Davetsiz Misafir

668 65 91
                                    

Kasabanın meydanında, yanında küçük bir çocukla gezen yabancıyı görenler işlerini bırakıp fısıldaşmaya başlıyorlardı. Herkes nereden geldiğini ve neden burada olduğunu sorguluyordu.

Yabancı; parlak kocaman gözlere, beyaz bir tene, ortalama bir boya ve açık kestane tonunda saçlara sahipti. Dudağındaki piercing ve kulağındaki küpeler herkesin ikinci baktığı şey oluyordu. İlk baktıkları yer ise yüzüydü. Güzeller güzeli yüzü herkesin dikkatini çekiyordu. Küçük çocuk ise pek şeker bir şeydi. Yanındaki yabancıya benziyordu. Bazıları kardeş olduklarını düşünüyordu. Bazıları ise kesin oğlu diyordu.

Yabancı, küçük çocuğun dondurma dükkânını görüp çekiştirmesiyle yüzünde bıkmış bir ifadeyle dükkâna girdi. Küçücük olan bu dükkânda rengârenk dondurmalar sıra sıra dizilmiş, gelenlere göz kırpıyordu.

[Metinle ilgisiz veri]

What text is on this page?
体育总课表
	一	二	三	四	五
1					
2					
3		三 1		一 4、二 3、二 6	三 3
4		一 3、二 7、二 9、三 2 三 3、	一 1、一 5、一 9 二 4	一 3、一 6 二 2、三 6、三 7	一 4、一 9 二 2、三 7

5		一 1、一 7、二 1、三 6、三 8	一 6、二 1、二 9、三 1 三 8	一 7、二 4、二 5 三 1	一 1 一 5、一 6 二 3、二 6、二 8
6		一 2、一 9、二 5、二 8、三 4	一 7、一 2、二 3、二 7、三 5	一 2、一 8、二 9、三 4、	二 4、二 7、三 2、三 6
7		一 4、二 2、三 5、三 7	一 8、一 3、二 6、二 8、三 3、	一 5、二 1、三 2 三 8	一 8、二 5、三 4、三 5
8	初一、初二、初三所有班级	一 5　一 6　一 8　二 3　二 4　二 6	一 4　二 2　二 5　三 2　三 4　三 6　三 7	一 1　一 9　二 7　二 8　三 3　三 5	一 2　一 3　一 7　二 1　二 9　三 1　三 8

Bazılarının orada oturup yiyeceği düşünülerek birkaç tane küçük masa dükkânın ortasına serpiştirilmişti.

Küçük çocuk, büyük olana Çince beyaz ve kırmızı dondurma istediğini söyleyerek yerinde zıpladı. Genç adam oflayarak siparişi verdi. Halinden memnun olmadığı yüzünden anlaşılıyordu.

Küçük çocuk dondurmasını eline alınca sevinçle yukarı doğru kaldırdı ve beraber dükkândan çıkmadan önce genç adam güneş gözlüğünü taktı. Akşam olmadan arkadaşını bulabilmeyi diledi. Belki de artık birilerine yolu sormalıydı.

^^

Chanyeol, nişanlısı Yerin'in kaçışının duyulmasının ardından tüm kardeşlerine alay konusu olmuştu. Abisi Sungyeol "Nişanlını kaçırttın demek, büyük başarı tebrikler," diyerek kıkır kıkır gülmüştü. Ablası Seoyeon ise "Zaten sana dayanması bile mucizeydi. Senin bir kadınla olacağına inanmıyorum," demişti. Kwangsoo balayına gitmeden önce bol bol dalga geçmişti. Eşi de ondan geri kalmamıştı. Chanyeol sadece göz devirmişti.

Sohyun ise hepsinden farklı olarak kollarını birbirine bağlayarak "Tavşancığı da kaçırma," diyerek uyarısını yapmıştı. Chanyeol ne demeye çalışıyorsun demeye bile kalmadan hemen odasına gitmişti. Kyungsoo, Chanyeol ile dalga geçmese de abisini her gördüğünde gülmesine engel olamıyordu.

Annesi Nayeon da geri durmamış, umutsuz vakasın bakışları atarak "Bir an cidden her şeyi geride bıraktığını, sonunda yeniden sevebileceğini falan düşünmüştüm ama yanılmışım. Hepsi bir oyundu, değil mi? Ah en başta anlamalıydım. En azından kendimi kaptırmazdım," demişti. Babası Sooho hiçbirini takmaması gerektiğini söyleyerek oğlunu rahatlatmaya çalışmıştı.

Bütün bunlar Chanyeol'un beklediği şeyler olduğundan hiçbirini umursamamıştı. Sadece bir an önce unutulmasını, tüm kasabanın ve ev ahalinin onu rahat bırakmasını istiyordu.

İç çekerek tavan arasındaki üstü tozdan görünmeyen beyaz örtüyü kaldırmıştı. Artık asıl meseleye geçmenin zamanı gelmişti.

Baekhyun ise Chanyeol'un odasında oturmuş, ipuçlarını getirmesini bekliyordu. Chanyeol o günden sonra her şeyi ona açıklaması gerektiğini söylemişti.

Önceden geldiğinde anlayamadığı o küçük mantar panoya baktı. Her zaman gözüne ilk batan fotoğraf, Frankenstein tipli adamın, yüzünde yarasının olmadığı genç hali oluyordu. Yanında tanıdık gelen başka bir yüz ve Mina'nın fotoğrafı da vardı. Baekhyun, onu zihninin gerilerinde hatırlar gibiydi. Bu halinden daha küçük bir hali ona sesleniyordu. Onunla oynuyor ve eline karpuz veriyordu. Demek ki küçükken görüşmüşlerdi. Baekhyun bunu ilkin hatırlamadığına göre bu baya eski bir zamana ait olmalıydı. Başına ağrı girdiğini hissederek gözlerini panodan çekti. Eski anılar onu zorluyordu.